2. Don’t be afraid to look at people
One of the most difficult things as a street photographer is to deal with confrontation with strangers. Especially when making eye contact with strangers.
Have you ever been sitting in a cafe or eating lunch, and you see someone interesting from half-way across the restaurant, and you want to just look at them for some reason? But you feel nervous or awkward about it?
Screw it— I do it anyways. I will stare at people, not in some creepy way— but in some admiring and curious manner.
When people make eye contact with me, I just look back, and give them a genuine smile, and they smile back, and they go about their business again. And then I continue looking, or I just look away and inspect other people.
As human beings, we are naturally curious— social animals. There is nothing more interesting than another human being— especially the human face.
So rather than feeling awkward and meek about looking at others; try to learn how to cultivate to just look into the eyes of another— especially a stranger. Cultivate the skill to smile at a random stranger, without quickly averting your eyes and pretending like you were looking at something else.
3. Unplug your headphones
I love music. But the problem with music is when I am listening to music and walking— I am totally zoned out of the “real world”. I can’t see things as vividly when I am having sound-waves blasted into my ears.
I still find it difficult to walk long distances, especially when I feel bored, without listening to music. But on the occasions I do walk without listening to music, I see a lot more.
So when you’re out shooting street photography— try your best not to listen to music. I know some photographers who like to listen to music while shooting (it helps them get in the groove)— but try it also without listening to music.
One of the benefits of shooting street photography without listening to music is that you can sometimes overhear conversations that might be of interest— which might draw you closer to them; awaiting to take a photograph.
Not only that but for practical reasons, not having your headphones on while crossing the street might help prevent you from getting run over by a bus, a taxi, (or nowadays) an inattentive Uber drive texting-while-driving or consulting Google Maps to see where his next pickup is.
See, appreciate, and record
I think photography is really three steps:
We have to first see what we find interesting in the world. Then we have to appreciate what we see before our eyes— and appreciate the inherent beauty in it. Then lastly, we need to record that moment (taking a photograph).
Photography is really the “art of seeing” — the recording (actual taking of the photograph) is easy. Any smartphone camera can make a picture-perfect image nowadays. But how few people can really see beauty in the world anymore?
Meditate in nature
I find whenever I am becoming too obsessed with technology, I just go out for a walk, and take nature-photos with my smartphone. This helps me re-connect to my roots (I started off taking photos of landscapes and flowers, like any good beginner).

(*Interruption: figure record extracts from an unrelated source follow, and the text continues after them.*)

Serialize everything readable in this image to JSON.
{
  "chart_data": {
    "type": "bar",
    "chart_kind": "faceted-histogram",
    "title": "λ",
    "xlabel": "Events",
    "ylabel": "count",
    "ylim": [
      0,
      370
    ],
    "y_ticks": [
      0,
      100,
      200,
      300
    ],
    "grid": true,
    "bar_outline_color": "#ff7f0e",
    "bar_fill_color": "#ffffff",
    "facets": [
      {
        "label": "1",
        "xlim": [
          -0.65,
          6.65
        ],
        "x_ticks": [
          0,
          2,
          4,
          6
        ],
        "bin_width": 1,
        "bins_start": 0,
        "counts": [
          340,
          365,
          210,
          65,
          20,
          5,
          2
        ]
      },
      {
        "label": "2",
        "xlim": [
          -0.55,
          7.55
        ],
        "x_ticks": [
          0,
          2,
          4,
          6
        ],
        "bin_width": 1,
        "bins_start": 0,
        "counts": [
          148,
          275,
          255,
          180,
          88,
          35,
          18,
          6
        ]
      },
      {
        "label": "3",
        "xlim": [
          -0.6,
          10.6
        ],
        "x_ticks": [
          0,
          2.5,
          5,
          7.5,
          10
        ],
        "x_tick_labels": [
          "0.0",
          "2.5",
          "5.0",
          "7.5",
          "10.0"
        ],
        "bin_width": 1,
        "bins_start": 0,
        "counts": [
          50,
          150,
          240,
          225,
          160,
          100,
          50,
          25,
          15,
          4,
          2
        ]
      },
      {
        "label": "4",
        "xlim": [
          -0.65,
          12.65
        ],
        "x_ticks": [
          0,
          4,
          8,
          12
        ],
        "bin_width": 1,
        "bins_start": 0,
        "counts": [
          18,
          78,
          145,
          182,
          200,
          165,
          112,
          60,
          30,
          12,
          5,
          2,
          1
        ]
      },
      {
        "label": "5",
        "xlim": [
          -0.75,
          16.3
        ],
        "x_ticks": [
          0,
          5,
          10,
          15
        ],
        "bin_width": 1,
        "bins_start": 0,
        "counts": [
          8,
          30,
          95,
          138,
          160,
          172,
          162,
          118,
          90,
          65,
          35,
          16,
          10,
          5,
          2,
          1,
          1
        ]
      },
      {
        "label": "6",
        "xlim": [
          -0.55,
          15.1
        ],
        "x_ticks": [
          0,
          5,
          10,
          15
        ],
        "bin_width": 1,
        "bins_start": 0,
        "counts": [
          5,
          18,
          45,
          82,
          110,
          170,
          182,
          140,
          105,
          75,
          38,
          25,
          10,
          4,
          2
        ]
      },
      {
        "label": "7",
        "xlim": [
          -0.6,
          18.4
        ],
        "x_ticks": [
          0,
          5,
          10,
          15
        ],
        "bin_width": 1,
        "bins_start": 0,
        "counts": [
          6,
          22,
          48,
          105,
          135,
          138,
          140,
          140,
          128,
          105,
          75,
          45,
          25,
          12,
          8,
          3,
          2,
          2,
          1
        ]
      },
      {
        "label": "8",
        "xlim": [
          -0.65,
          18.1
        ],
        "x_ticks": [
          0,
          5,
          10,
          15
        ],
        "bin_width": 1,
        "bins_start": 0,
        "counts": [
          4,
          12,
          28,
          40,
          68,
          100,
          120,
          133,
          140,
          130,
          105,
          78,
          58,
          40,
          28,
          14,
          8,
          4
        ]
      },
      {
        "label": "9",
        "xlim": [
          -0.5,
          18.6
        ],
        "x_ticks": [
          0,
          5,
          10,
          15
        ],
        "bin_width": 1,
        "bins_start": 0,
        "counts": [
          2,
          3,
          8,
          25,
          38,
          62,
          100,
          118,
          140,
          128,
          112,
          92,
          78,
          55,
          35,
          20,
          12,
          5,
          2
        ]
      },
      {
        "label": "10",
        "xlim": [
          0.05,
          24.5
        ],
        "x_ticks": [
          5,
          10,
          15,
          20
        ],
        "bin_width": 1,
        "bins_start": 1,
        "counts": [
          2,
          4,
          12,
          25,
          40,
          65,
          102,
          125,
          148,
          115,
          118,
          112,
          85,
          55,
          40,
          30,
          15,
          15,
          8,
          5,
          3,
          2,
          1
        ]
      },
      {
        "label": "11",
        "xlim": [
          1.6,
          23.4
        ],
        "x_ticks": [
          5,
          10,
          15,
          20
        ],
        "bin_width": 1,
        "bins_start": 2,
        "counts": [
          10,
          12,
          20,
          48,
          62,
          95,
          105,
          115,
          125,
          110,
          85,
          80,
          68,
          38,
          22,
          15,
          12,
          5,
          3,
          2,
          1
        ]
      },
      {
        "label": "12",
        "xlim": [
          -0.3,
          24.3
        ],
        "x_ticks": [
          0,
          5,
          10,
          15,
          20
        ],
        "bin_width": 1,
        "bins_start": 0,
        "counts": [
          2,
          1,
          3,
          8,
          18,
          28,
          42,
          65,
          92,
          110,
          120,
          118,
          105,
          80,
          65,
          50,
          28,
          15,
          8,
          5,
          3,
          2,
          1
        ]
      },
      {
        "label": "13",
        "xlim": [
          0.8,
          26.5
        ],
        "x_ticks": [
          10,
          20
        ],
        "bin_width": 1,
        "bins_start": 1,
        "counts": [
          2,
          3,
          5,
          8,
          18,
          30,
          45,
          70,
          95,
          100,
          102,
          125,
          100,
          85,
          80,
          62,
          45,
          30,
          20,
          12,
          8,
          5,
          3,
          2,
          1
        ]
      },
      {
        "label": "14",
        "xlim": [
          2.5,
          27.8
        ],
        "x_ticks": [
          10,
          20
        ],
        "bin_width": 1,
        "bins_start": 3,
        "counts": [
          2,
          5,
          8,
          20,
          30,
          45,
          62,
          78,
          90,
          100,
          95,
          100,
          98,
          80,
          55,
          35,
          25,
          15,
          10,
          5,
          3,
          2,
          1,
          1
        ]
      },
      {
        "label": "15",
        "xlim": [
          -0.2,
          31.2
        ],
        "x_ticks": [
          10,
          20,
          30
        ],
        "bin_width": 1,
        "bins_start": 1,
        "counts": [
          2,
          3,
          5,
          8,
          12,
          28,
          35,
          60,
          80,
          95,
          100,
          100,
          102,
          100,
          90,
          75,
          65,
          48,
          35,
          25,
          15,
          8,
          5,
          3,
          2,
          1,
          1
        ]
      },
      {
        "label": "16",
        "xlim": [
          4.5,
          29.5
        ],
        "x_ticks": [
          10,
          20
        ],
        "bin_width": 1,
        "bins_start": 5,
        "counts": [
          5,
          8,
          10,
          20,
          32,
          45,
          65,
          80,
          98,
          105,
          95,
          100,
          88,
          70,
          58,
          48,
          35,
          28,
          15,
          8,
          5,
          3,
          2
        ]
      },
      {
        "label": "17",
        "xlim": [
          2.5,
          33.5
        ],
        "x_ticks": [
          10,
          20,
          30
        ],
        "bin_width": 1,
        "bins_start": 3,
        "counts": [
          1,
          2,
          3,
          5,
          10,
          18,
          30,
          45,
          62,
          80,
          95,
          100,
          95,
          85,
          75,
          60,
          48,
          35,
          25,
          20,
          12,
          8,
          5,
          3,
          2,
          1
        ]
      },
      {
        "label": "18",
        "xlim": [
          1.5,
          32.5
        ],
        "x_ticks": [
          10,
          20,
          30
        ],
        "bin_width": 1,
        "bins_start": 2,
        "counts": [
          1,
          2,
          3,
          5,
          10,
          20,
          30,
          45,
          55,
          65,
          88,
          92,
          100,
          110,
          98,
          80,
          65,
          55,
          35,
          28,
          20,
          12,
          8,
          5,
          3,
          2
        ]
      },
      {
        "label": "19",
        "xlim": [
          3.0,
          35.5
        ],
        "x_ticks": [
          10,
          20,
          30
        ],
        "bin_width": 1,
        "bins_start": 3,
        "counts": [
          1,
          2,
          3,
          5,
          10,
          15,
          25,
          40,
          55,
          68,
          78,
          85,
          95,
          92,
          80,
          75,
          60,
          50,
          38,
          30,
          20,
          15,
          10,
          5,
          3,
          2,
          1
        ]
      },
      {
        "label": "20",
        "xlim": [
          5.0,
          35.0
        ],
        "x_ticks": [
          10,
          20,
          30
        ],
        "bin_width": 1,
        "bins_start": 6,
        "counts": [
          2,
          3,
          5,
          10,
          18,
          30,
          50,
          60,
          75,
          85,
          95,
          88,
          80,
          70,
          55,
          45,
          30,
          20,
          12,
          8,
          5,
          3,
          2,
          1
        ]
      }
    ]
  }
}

Although cities and the streets are what ultimately interest me— being able to cultivate your interest in natural beauty is a good way to re-invigorate yourself. And use the most basic equipment possible (once again, smartphone)— and you will see how your photographic limit isn’t being hampered by your equipment— but by your eyes.
See, see, see
Your eyes are hungry. Your eyes are hungry to see more beauty in the real world. Your eyes want to consume what you see before it. Feed your eyes— don’t let your eyes be blocked. Explore the world, have fun, follow your curiosity, be brave, be social, be happy, smile, dance, frolic— whatever. Be the crazy and weird photographer that everyone looks at funny— but enjoy your experience of noticing beauty, and capturing beauty.
After all, isn’t that what photography is all about?
10:47am, March 14, 2016 @ My ghetto standing desk (chair on top of my IKEA dining table) in Berkeley.